The wooden coffin containing the body of Gaid Salah, who died of a heart attack on Monday aged 79, was displayed for four hours in the People's Palace in the centre of the capital Algiers before being carried in a procession to his final resting place.
Thousands gathered at the gates of the palace, along the procession's route and at the cemetery to pay their respects to the man who had been army chief for a record 15 years – but also a face of the political system the months-old protest movement has been railing against.
Gaid Salah became the country's de facto leader behind the scenes after longtime president Abdelaziz Bouteflika was forced to step down in the face of huge street protests in April.
But the crowds saluting the departure of the funeral procession paid tribute to Gaid Salah, with calls of "Allahu akbar" (God is Greatest) and ululations.
The convoy was led by officers in ceremonial uniforms on the back of a lorry, flanked by police motorcycle outriders.
The coffin was transported on a gun carriage pulled by an armoured personnel carrier along the roughly 10-kilometre (6-mile) route to the cemetery, where Gaid Salah was buried in the afternoon.
Thousands pay tribute
Senior state officials paid tribute to the deceased at the palace, built in the 18th century for Ottoman governors and now used for state ceremonies.
Carried by several officers, the coffin was met by interim military chief of staff Said Chengriha, accompanied by other military officials.

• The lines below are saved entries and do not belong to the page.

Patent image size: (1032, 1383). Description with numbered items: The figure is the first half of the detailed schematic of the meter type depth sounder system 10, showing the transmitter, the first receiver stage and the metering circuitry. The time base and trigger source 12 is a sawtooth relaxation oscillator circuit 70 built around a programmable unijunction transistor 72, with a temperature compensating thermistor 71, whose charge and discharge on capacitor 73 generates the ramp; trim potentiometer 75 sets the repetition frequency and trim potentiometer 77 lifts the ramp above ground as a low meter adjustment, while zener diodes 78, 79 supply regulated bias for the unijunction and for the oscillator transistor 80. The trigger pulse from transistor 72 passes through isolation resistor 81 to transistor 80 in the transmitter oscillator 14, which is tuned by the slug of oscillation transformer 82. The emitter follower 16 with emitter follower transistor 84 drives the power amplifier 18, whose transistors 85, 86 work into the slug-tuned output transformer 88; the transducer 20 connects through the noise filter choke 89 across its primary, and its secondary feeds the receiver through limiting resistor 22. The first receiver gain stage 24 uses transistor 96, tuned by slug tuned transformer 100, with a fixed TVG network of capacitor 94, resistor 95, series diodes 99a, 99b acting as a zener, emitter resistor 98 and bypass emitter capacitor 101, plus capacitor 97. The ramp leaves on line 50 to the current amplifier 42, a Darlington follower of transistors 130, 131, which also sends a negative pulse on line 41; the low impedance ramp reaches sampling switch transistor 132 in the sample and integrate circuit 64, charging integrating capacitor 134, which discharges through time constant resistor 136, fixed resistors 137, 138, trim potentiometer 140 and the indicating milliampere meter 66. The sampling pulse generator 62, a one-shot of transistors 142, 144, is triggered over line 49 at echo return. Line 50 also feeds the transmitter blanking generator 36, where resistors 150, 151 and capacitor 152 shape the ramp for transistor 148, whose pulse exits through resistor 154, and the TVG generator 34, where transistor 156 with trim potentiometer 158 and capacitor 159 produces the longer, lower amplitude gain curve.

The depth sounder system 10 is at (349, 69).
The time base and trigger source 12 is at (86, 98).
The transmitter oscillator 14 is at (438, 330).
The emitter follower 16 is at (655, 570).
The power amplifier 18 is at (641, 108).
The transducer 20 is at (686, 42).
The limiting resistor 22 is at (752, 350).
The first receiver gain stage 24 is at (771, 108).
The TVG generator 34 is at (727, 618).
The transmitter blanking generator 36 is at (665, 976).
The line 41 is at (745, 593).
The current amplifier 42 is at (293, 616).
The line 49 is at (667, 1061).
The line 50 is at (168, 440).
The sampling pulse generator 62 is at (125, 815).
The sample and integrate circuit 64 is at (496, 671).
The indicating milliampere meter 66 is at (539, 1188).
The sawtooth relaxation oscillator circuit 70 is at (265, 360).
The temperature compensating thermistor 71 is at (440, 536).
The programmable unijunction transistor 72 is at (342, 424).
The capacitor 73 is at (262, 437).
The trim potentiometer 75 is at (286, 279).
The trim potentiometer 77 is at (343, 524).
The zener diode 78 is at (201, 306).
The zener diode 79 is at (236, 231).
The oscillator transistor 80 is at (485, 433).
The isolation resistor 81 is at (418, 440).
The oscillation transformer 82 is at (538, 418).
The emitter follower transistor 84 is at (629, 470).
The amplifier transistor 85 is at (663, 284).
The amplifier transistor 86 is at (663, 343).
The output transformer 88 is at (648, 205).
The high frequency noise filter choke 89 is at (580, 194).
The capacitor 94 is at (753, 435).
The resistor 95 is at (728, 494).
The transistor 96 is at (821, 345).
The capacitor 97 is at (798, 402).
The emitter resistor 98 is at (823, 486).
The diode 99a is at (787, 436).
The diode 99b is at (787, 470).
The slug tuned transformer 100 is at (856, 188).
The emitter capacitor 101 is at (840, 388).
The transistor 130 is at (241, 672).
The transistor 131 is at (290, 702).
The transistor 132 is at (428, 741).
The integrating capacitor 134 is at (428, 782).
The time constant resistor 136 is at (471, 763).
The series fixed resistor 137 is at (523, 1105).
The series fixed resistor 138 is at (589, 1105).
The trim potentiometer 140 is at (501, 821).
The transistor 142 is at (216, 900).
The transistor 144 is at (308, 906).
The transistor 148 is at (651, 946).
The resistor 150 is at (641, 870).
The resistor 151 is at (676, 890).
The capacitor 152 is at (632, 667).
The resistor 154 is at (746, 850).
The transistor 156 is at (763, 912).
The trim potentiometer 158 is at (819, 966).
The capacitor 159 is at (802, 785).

President Abdelmadjid Tebboune arrived a little after the procession and paid his respects at the coffin before offering condolences to relatives of the deceased.
Tebboune won a December 12 presidential election with 58.1 percent of the vote on a turnout of less than 40 percent, according to official results, in a poll dismissed by protesters as a ploy by Gaid Salah and other establishment figures to consolidate their power.
After his win, Tebboune awarded Gaid Salah the top honour in the National Order of Merit, usually reserved for heads of state. After the general's death he announced three days of national mourning.
Abdelkader Bensalah, interim president after Bouteflika's fall, and other senior personalities also gathered in front of the coffin.
Images broadcast by several TV stations showed a crowd massed at the gates of the palace as well as small groups of civilians entering the palace complex and briefly stopping in front of the coffin to pay their respects.
The religious affairs ministry asked imams to lead prayers in Gaid Salah's memory on Wednesday.
Gaid Salah has been lambasted by the protest movement, particularly in the lead-up to the December 12 presidential election rejected by the movement demanding deep-rooted political reforms before any poll.
The crowd gathered at the palace in the morning chanted a modified version of a protest slogan that called Gaid Salah a traitor, instead saying, "Army and people are brothers and Gaid Salah is a martyr."